2000年春
佐々木 詩穂(ささき しほ)は高校3年生になった。
いつも一緒に昼食をとる仲良し6人のうち、3人一緒のクラスになった。
担任の先生も、学校の先生の中では好きな方に入る、
カネちゃん・・・こと金本先生。
不満といえば、2年生の頃、友達に無理矢理入部させられた部で、部長になったこと。
詩穂を無理矢理入部させた子は、詩穂の入部とともに部活を去った。
詩穂の後から聞いた話だと、1人入部させれば、辞めても良いと、先輩が言ったのだのだとか。
その部とは、簿記部。
5人以下なら同好会扱いで、部費その他何も出ないのだ。
詩穂が入部した時は6人。友達が去ったことで、5人。
簿記部は部のまま成立した。
先輩2人が卒業した後、なんだかんだで、2人入部して、5人になった。
今年の4月から、3年2人、2年1人、1年2人となった。
想像はつくだろうが、3年2人でじゃんけんして、勝った方が部長、負けた方が副部長となった。

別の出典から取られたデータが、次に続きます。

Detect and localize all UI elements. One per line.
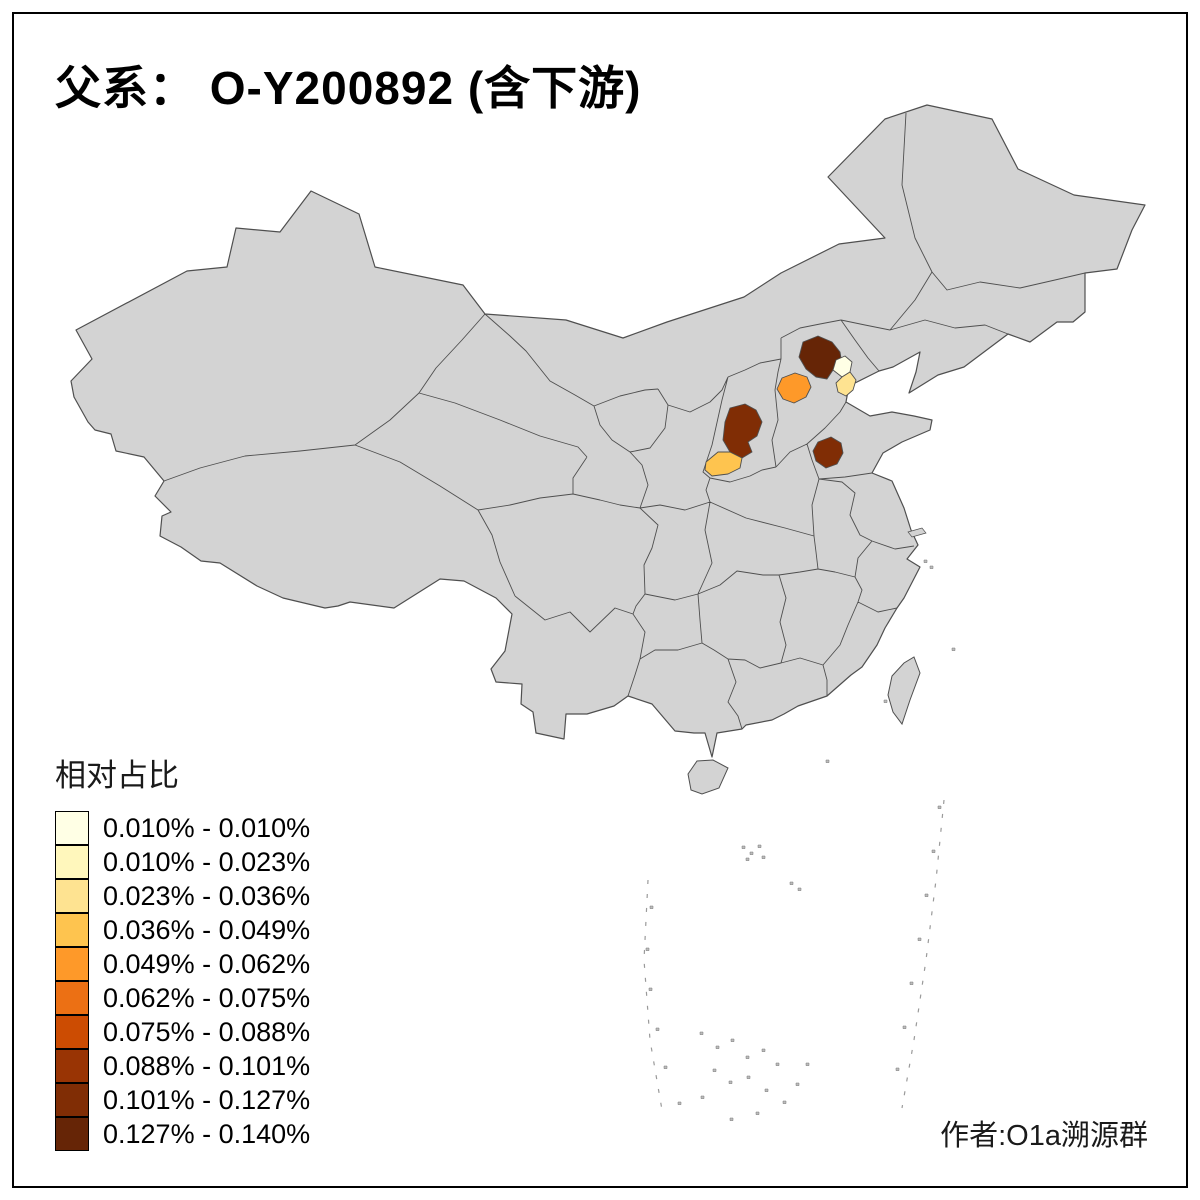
island-taiwan <box>887 656 921 726</box>
island-chongming <box>907 527 927 538</box>
region-tianjin-area <box>835 371 857 397</box>
legend-row: 0.127% - 0.140% <box>55 1117 310 1151</box>
legend-title: 相对占比 <box>55 758 179 793</box>
legend-row: 0.010% - 0.010% <box>55 811 310 845</box>
legend-swatch <box>55 913 89 947</box>
legend-class-label: 0.075% - 0.088% <box>103 1016 311 1047</box>
legend-class-label: 0.088% - 0.101% <box>103 1050 311 1081</box>
legend-swatch <box>55 947 89 981</box>
legend-class-label: 0.062% - 0.075% <box>103 982 311 1013</box>
highlighted-regions <box>704 335 857 477</box>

あえて言わせてもらうが、3年2人は、負けを望んでじゃんけんをした。
結果、詩穂が勝ち部長となった。
ちなみに、詩穂の簿記部入部前の成績は、壊滅的に悪い。
テストでは平均以下。100点満点のテストでも50点を超えたことがない。
それが、平均点取れるようになったことは、簿記部に感謝すべきことであるが、
当の詩穂は感謝すらしていない。
部長のくせに幽霊部員となっている。
詩穂に言わせれば
「簿記なんて、嫌いやし!!他校の友達に何部って聞かれて、簿記部って答えたら、絶対、え?って聞き返されるんで?ヤやわ!!しかもその部長なんて!!」
ということである。
それなら、無理矢理に辞めれば良いようなものであるが、無理矢理辞めるようなことはしなかった。